In Mr. Trump’s case, the news conference is likely to be one of many opportunities for the president to make his views known. He typically will respond to questions from reporters throughout the day, before and after bilateral discussions with world leaders. And, of course, the president started tweeting his thoughts about the Democrats first thing Wednesday morning.

How the Impeachment Process Could Play Out

Westlake Legal Group impeachment-600 Trump Defends Phone Call as Impeachment Inquiry Opens: Live Updates Whistle-Blowers Trump, Donald J Senate Republican Party impeachment House of Representatives General Assembly (UN) Ethics and Official Misconduct Democratic Party Constitution (US) Biden, Joseph R Jr

Six House committees are expected to continue investigating President Trump on impeachable offenses and to send their strongest cases to the Judiciary Committee.

The findings are determined to be insufficient evidence of wrongdoing.

The findings are determined to be sufficient.

Trump remains

in office

The House holds a floor vote on one or more articles of impeachment.

Democrats currently

control the House.

A majority of House members vote to impeach.

Less than a majority of the House votes to impeach.

Trump remains

in office

Trump is

impeached

The articles of impeachment move to the Senate, which then holds a trial.

After the trial, the Senate holds a vote to convict the president.

Republicans currently

control the Senate.

Less than two-thirds of members present vote to convict.

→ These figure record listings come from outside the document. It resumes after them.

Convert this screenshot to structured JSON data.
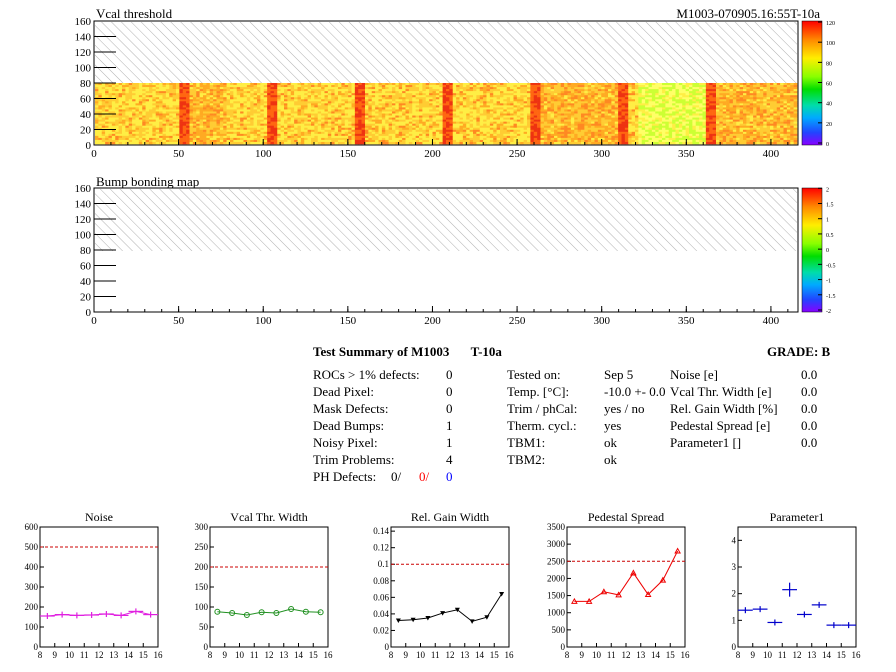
{
  "header": {
    "title_left": "Vcal threshold",
    "title_right": "M1003-070905.16:55T-10a"
  },
  "bump_title": "Bump bonding map",
  "maps": {
    "x_ticks": [
      "0",
      "50",
      "100",
      "150",
      "200",
      "250",
      "300",
      "350",
      "400"
    ],
    "y_ticks": [
      "0",
      "20",
      "40",
      "60",
      "80",
      "100",
      "120",
      "140",
      "160"
    ],
    "x_range": [
      0,
      416
    ],
    "y_range": [
      0,
      160
    ],
    "vcal_palette": [
      "0",
      "20",
      "40",
      "60",
      "80",
      "100",
      "120"
    ],
    "bump_palette": [
      "-2",
      "-1.5",
      "-1",
      "-0.5",
      "0",
      "0.5",
      "1",
      "1.5",
      "2"
    ]
  },
  "summary": {
    "title": "Test Summary of M1003",
    "temp_tag": "T-10a",
    "grade_label": "GRADE:",
    "grade": "B",
    "defects": [
      {
        "label": "ROCs > 1% defects:",
        "value": "0"
      },
      {
        "label": "Dead Pixel:",
        "value": "0"
      },
      {
        "label": "Mask Defects:",
        "value": "0"
      },
      {
        "label": "Dead Bumps:",
        "value": "1"
      },
      {
        "label": "Noisy Pixel:",
        "value": "1"
      },
      {
        "label": "Trim Problems:",
        "value": "4"
      }
    ],
    "ph_label": "PH Defects:",
    "ph_values": [
      "0/",
      "0/",
      "0"
    ],
    "ph_colors": [
      "#000000",
      "#ff0000",
      "#0000ff"
    ],
    "tests": [
      {
        "label": "Tested on:",
        "value": "Sep 5"
      },
      {
        "label": "Temp. [°C]:",
        "value": "-10.0 +- 0.0"
      },
      {
        "label": "Trim / phCal:",
        "value": "yes / no"
      },
      {
        "label": "Therm. cycl.:",
        "value": "yes"
      },
      {
        "label": "TBM1:",
        "value": "ok"
      },
      {
        "label": "TBM2:",
        "value": "ok"
      }
    ],
    "widths": [
      {
        "label": "Noise [e]",
        "value": "0.0"
      },
      {
        "label": "Vcal Thr. Width [e]",
        "value": "0.0"
      },
      {
        "label": "Rel. Gain Width [%]",
        "value": "0.0"
      },
      {
        "label": "Pedestal Spread [e]",
        "value": "0.0"
      },
      {
        "label": "Parameter1 []",
        "value": "0.0"
      }
    ]
  },
  "chart_data": [
    {
      "type": "scatter",
      "title": "Noise",
      "x": [
        8.5,
        9.5,
        10.5,
        11.5,
        12.5,
        13.5,
        14.5,
        15.5
      ],
      "values": [
        155,
        162,
        158,
        160,
        165,
        158,
        178,
        162
      ],
      "ylim": [
        0,
        600
      ],
      "xlim": [
        8,
        16
      ],
      "ref": 500,
      "color": "#e020e0",
      "marker": "cross",
      "yticks": [
        "0",
        "100",
        "200",
        "300",
        "400",
        "500",
        "600"
      ],
      "xticks": [
        "8",
        "9",
        "10",
        "11",
        "12",
        "13",
        "14",
        "15",
        "16"
      ]
    },
    {
      "type": "line",
      "title": "Vcal Thr. Width",
      "x": [
        8.5,
        9.5,
        10.5,
        11.5,
        12.5,
        13.5,
        14.5,
        15.5
      ],
      "values": [
        88,
        85,
        80,
        87,
        85,
        95,
        88,
        87
      ],
      "ylim": [
        0,
        300
      ],
      "xlim": [
        8,
        16
      ],
      "ref": 200,
      "color": "#209020",
      "marker": "circle",
      "yticks": [
        "0",
        "50",
        "100",
        "150",
        "200",
        "250",
        "300"
      ],
      "xticks": [
        "8",
        "9",
        "10",
        "11",
        "12",
        "13",
        "14",
        "15",
        "16"
      ]
    },
    {
      "type": "line",
      "title": "Rel. Gain Width",
      "x": [
        8.5,
        9.5,
        10.5,
        11.5,
        12.5,
        13.5,
        14.5,
        15.5
      ],
      "values": [
        0.032,
        0.033,
        0.035,
        0.041,
        0.045,
        0.031,
        0.036,
        0.064
      ],
      "ylim": [
        0,
        0.145
      ],
      "xlim": [
        8,
        16
      ],
      "ref": 0.1,
      "color": "#000000",
      "marker": "tri-down",
      "yticks": [
        "0",
        "0.02",
        "0.04",
        "0.06",
        "0.08",
        "0.1",
        "0.12",
        "0.14"
      ],
      "xticks": [
        "8",
        "9",
        "10",
        "11",
        "12",
        "13",
        "14",
        "15",
        "16"
      ]
    },
    {
      "type": "line",
      "title": "Pedestal Spread",
      "x": [
        8.5,
        9.5,
        10.5,
        11.5,
        12.5,
        13.5,
        14.5,
        15.5
      ],
      "values": [
        1330,
        1330,
        1610,
        1520,
        2160,
        1530,
        1950,
        2800
      ],
      "ylim": [
        0,
        3500
      ],
      "xlim": [
        8,
        16
      ],
      "ref": 2500,
      "color": "#ee0000",
      "marker": "tri-up",
      "yticks": [
        "0",
        "500",
        "1000",
        "1500",
        "2000",
        "2500",
        "3000",
        "3500"
      ],
      "xticks": [
        "8",
        "9",
        "10",
        "11",
        "12",
        "13",
        "14",
        "15",
        "16"
      ]
    },
    {
      "type": "scatter",
      "title": "Parameter1",
      "x": [
        8.5,
        9.5,
        10.5,
        11.5,
        12.5,
        13.5,
        14.5,
        15.5
      ],
      "values": [
        1.38,
        1.42,
        0.92,
        2.15,
        1.22,
        1.58,
        0.82,
        0.82
      ],
      "ylim": [
        0,
        4.5
      ],
      "xlim": [
        8,
        16
      ],
      "color": "#0000cc",
      "marker": "cross",
      "yticks": [
        "0",
        "1",
        "2",
        "3",
        "4"
      ],
      "xticks": [
        "8",
        "9",
        "10",
        "11",
        "12",
        "13",
        "14",
        "15",
        "16"
      ]
    }
  ]
}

Two-thirds or more of members present vote to convict.

Trump remains

in office

Trump removed

from office

Westlake Legal Group impeachment-335 Trump Defends Phone Call as Impeachment Inquiry Opens: Live Updates Whistle-Blowers Trump, Donald J Senate Republican Party impeachment House of Representatives General Assembly (UN) Ethics and Official Misconduct Democratic Party Constitution (US) Biden, Joseph R Jr

Six House committees are expected to continue investigating President Trump on impeachable offenses and to send their strongest cases to the Judiciary Committee.

The findings are determined to be insufficient evidence of wrongdoing.

Trump remains

in office

The findings are determined to be sufficient.

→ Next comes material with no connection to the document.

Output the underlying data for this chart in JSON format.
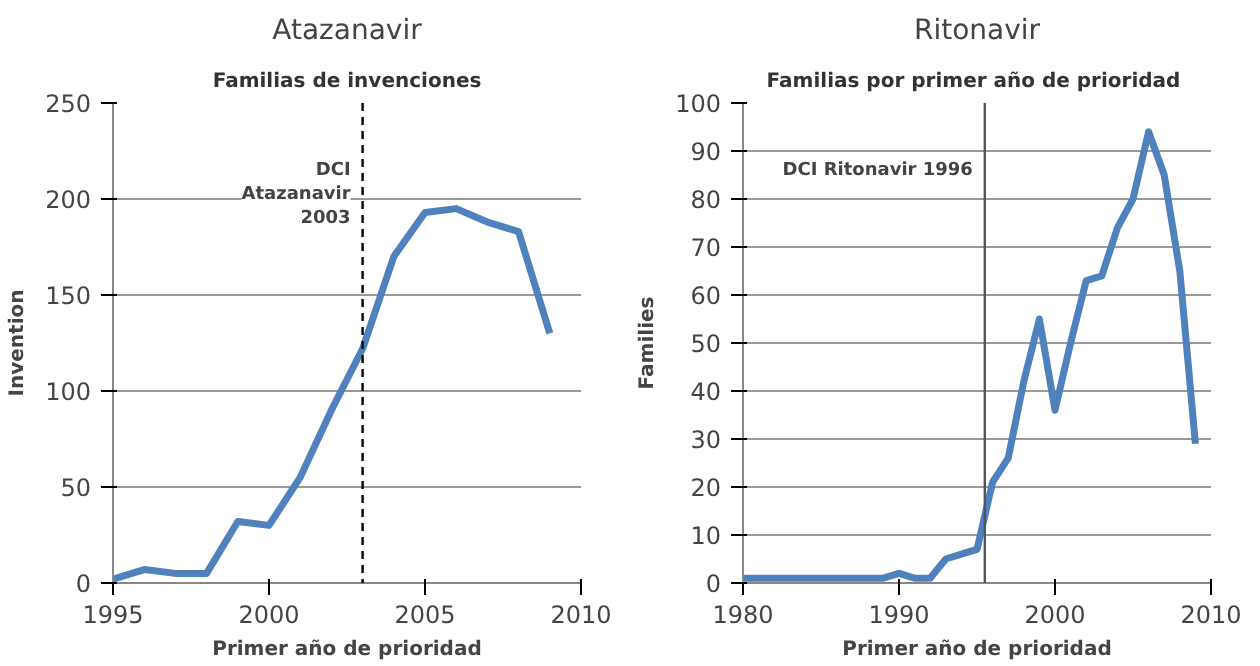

The House holds a floor vote on one or more articles of impeachment.

Democrats currently control the House.

Less than a majority of the House votes to impeach.

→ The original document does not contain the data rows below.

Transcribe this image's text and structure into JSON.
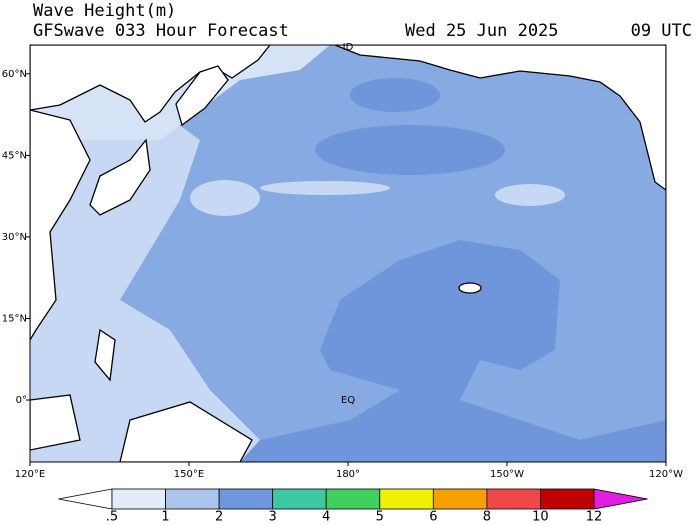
{
  "header": {
    "title": "Wave Height(m)",
    "subtitle": "GFSwave 033 Hour Forecast",
    "date": "Wed 25 Jun 2025",
    "time": "09 UTC"
  },
  "map": {
    "lonlim": [
      120,
      240
    ],
    "latlim": [
      -11.4,
      65.3
    ],
    "lonticks": [
      {
        "value": 120,
        "label": "120°E"
      },
      {
        "value": 150,
        "label": "150°E"
      },
      {
        "value": 180,
        "label": "180°"
      },
      {
        "value": 210,
        "label": "150°W"
      },
      {
        "value": 240,
        "label": "120°W"
      }
    ],
    "latticks": [
      {
        "value": 0,
        "label": "0°"
      },
      {
        "value": 15,
        "label": "15°N"
      },
      {
        "value": 30,
        "label": "30°N"
      },
      {
        "value": 45,
        "label": "45°N"
      },
      {
        "value": 60,
        "label": "60°N"
      }
    ],
    "equator_label": "EQ",
    "dateline_label": "ID"
  },
  "colorbar": {
    "levels": [
      {
        "value": 0.5,
        "label": ".5"
      },
      1,
      2,
      3,
      4,
      5,
      6,
      8,
      10,
      12
    ],
    "under_color": "#ffffff",
    "over_color": "#e020e0",
    "colors": [
      "#e3ecf9",
      "#aac4ec",
      "#6f98dc",
      "#3cc8a0",
      "#40d060",
      "#f0f000",
      "#f8a000",
      "#f04848",
      "#c00000"
    ]
  }
}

A majority of House members vote to impeach.

Trump remains

in office

Trump is

impeached

The articles of impeachment move to the Senate, which then holds a trial.

After the trial, the Senate holds a vote to convict the president.

Republicans currently control the Senate.

Less than two-thirds of members present vote to convict.

Two-thirds or more of members present vote to convict.

Trump remains

in office

Trump removed

from office

Westlake Legal Group impeachment-280 Trump Defends Phone Call as Impeachment Inquiry Opens: Live Updates Whistle-Blowers Trump, Donald J Senate Republican Party impeachment House of Representatives General Assembly (UN) Ethics and Official Misconduct Democratic Party Constitution (US) Biden, Joseph R Jr

Six House committees are expected to continue investigating President Trump on impeachable offenses and to send their strongest cases to the Judiciary Committee.

The findings are determined to be insufficient evidence of wrongdoing.

Trump remains

in office

The findings are determined to be sufficient.

The House holds a floor vote on one or more articles of impeachment.

Democrats currently control the House.

Less than a majority of the House votes to impeach.

A majority of House members vote to impeach.

Trump remains

in office

Trump is

impeached

The articles of impeachment move to the Senate, which then holds a trial.

After the trial, the Senate holds a vote to convict the president.

Republicans currently control the Senate.

Less than two-thirds of members present vote to convict.

Two-thirds or more of members present vote to convict.

Trump remains

in office

Trump removed

from office

By The New York Times

Nicholas Fandos, Catie Edmondson, Sheryl Gay Stolberg and Emily Cochrane contributed reporting from Washington and Michael Crowley from New York.